The goal is to develop ways to better understand and use animal and human disease sentinel events to detect and control shared health threats from biological, chemical, and physical hazards in the environment.

Dr. Rabinowitz and others have been investigating the impact fracking has on humans and animals, for example. Natural gas extraction activities, including the use of horizontal drilling and hydraulic fracturing, may pose health risks to both human and animal populations in close proximity to sites of extraction activity.

In a study published in March 2015 in the Journal of Environmental Science and Health, researchers (including Dr. Rabinowitz) hypothesized that because animals may have increased exposure to contaminated water and air as well as more susceptibility than nearby humans to contaminant exposures, animal disease events in communities living near natural gas extraction may provide sentinel information useful for human health risk assessment.

They collected health data on 2,452 companion and backyard animals living in 157 randomly selected households of Washington County, Pennsylvania, which is an area of active natural gas drilling. A total of 127 health conditions were reported, most commonly among dogs. When reports from all animals were considered, no meaningful associations were found between reported health conditions and household proximity to natural gas wells. When data on dogs were analyzed separately, the researchers found an increased risk of "any" reported health condition in households less than 1 kilometer from the nearest gas well, with skin conditions being the most common.

Not surprisingly, many of these same researchers did a follow-up study based on the self-reported health symptoms of nearly 500 people in 180 households in the same area. The results of this one, published in the January 2018 issue of Environmental Health Perspectives, showed that even when accounting for confounding variables, such as age, cigarette smoking, education level, and occupation, residents who lived less than 1 kilometer from a gas well reported more health symptoms than those living more than 2 kilometers from a gas well.

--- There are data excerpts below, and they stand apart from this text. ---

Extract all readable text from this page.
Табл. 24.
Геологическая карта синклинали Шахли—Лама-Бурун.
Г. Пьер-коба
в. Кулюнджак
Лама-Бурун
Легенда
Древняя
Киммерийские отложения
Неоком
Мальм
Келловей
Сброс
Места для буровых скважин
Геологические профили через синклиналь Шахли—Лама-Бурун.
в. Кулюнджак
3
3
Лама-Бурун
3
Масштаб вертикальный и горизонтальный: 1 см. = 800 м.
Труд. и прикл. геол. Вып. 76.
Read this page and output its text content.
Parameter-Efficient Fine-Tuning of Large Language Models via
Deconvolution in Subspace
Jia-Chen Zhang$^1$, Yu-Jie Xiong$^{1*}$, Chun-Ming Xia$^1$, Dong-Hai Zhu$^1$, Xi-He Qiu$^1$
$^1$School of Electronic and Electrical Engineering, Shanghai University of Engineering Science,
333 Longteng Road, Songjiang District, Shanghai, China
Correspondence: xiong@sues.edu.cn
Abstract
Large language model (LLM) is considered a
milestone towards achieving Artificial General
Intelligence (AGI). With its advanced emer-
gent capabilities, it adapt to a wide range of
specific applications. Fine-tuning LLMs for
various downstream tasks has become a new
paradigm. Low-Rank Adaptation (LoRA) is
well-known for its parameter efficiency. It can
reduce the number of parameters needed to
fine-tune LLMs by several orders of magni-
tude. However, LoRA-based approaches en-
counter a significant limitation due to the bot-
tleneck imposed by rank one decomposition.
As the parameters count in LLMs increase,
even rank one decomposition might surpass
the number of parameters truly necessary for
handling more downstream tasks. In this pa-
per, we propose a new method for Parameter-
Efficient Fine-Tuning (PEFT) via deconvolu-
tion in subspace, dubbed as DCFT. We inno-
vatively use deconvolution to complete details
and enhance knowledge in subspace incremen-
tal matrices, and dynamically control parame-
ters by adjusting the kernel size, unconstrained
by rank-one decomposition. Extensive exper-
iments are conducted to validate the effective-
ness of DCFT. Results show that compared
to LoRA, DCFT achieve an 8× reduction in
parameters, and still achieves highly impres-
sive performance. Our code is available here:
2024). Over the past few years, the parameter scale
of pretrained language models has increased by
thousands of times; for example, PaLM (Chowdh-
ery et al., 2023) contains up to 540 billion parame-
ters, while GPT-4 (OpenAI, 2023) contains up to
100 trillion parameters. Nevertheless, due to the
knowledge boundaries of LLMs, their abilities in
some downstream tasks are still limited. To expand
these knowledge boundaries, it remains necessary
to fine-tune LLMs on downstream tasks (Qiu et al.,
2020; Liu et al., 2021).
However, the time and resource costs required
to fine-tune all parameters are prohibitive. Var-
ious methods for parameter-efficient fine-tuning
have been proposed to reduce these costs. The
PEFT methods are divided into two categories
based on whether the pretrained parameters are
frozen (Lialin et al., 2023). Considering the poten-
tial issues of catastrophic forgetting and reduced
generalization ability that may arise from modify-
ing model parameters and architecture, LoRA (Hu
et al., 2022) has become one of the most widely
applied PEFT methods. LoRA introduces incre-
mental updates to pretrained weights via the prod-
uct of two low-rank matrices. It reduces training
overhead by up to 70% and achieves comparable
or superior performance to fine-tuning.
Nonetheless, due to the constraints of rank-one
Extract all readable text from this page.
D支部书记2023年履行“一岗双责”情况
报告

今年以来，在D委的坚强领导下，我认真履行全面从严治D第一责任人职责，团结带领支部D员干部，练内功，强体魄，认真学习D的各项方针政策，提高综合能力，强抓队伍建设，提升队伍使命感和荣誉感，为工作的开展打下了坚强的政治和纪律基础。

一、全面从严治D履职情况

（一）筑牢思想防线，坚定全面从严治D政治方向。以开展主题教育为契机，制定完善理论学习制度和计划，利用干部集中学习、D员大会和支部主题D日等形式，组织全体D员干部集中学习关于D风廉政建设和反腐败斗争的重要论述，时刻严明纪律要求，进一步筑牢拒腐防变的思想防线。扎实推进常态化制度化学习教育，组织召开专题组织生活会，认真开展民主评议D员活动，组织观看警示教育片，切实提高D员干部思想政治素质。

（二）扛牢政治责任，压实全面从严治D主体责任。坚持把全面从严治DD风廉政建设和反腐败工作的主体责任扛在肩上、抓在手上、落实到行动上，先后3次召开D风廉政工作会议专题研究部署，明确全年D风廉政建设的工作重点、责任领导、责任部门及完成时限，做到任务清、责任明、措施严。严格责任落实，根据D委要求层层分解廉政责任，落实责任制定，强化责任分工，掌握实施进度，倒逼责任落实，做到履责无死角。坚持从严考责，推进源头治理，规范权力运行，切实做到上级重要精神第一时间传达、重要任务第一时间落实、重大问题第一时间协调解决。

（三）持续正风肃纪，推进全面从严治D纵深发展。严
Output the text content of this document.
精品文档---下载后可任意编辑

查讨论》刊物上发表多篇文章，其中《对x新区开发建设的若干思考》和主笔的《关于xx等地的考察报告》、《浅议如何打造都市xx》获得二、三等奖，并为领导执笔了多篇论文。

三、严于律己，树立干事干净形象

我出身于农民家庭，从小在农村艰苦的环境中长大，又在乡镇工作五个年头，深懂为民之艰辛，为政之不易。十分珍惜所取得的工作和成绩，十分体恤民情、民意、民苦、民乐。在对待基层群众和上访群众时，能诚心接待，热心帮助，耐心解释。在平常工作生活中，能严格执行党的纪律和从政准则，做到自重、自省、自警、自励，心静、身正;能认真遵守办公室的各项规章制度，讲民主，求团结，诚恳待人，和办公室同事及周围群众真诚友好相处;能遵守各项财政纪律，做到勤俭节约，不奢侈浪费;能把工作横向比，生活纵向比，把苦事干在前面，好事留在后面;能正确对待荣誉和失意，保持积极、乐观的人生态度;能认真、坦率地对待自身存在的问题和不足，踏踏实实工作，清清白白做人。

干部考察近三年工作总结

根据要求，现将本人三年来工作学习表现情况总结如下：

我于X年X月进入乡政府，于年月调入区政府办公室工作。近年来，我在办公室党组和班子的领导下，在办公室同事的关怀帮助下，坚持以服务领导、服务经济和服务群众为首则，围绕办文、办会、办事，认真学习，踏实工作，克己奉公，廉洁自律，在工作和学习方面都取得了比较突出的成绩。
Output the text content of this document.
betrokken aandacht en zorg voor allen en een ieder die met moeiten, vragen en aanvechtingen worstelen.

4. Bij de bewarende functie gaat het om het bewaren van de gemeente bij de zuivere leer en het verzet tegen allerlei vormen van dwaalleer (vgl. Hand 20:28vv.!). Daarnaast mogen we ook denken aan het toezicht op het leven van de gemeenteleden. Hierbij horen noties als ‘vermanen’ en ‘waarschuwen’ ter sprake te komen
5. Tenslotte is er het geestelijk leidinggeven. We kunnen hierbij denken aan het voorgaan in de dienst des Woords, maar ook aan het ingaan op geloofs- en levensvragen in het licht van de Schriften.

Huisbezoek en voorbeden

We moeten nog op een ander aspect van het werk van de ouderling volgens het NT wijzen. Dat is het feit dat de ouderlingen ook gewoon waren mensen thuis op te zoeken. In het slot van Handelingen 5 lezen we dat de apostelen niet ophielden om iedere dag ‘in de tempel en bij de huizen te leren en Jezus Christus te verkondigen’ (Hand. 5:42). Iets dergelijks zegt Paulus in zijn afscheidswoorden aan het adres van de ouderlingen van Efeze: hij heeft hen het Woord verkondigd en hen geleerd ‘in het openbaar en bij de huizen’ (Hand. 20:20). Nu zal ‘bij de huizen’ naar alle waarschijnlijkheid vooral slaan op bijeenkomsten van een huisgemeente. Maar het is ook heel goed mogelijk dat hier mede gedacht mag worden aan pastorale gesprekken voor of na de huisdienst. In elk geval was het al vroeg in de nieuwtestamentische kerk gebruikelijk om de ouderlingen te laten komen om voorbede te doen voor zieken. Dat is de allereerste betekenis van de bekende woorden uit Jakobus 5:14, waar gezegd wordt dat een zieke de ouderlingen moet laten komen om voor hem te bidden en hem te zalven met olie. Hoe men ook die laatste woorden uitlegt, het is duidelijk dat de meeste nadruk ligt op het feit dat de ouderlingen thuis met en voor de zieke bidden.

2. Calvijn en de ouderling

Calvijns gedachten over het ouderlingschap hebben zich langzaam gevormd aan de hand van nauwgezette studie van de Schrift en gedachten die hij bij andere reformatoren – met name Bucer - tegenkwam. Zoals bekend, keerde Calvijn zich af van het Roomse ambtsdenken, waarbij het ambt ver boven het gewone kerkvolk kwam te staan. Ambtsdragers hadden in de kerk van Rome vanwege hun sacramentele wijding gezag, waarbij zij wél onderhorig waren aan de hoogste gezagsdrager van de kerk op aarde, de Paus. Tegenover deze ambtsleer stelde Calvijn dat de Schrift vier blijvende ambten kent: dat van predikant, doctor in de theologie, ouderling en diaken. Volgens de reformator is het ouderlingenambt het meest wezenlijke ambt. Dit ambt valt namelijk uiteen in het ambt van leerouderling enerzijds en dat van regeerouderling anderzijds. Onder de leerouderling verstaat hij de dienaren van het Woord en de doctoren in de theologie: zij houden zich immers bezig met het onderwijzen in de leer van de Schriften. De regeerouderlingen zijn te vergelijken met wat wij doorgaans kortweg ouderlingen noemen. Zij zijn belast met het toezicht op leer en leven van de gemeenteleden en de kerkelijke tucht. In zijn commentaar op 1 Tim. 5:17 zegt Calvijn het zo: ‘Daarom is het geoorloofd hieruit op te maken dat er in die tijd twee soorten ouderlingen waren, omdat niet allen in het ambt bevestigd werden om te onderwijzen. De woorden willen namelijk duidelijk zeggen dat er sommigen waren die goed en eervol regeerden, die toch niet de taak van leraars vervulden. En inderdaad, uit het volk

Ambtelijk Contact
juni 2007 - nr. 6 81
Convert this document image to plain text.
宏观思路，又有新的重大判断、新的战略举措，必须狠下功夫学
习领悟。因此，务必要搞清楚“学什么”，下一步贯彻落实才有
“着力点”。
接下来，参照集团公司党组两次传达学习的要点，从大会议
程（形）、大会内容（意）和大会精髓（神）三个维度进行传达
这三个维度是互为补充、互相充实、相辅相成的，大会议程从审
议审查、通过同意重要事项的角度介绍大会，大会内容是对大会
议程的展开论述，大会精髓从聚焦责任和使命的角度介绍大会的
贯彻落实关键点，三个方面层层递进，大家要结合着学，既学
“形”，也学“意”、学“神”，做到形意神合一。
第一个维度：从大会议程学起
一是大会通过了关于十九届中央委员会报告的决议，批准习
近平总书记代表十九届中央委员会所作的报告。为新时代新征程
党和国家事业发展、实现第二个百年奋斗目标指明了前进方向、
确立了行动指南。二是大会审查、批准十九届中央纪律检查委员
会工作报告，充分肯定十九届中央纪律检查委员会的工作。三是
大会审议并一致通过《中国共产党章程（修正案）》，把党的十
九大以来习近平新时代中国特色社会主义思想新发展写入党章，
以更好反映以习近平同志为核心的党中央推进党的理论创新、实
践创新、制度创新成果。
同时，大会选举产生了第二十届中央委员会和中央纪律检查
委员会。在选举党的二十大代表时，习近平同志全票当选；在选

Residents living less than 1 kilometer from a gas well were also more likely to report skin conditions during the previous year as well as upper respiratory tract symptoms. Even after adjusting for other health risk factors, such as smoking, household proximity to natural gas wells was associated with increased health conditions.

The study did not find an association between proximity to a natural gas well and increased cardiac, neurologic, or gastrointestinal symptoms.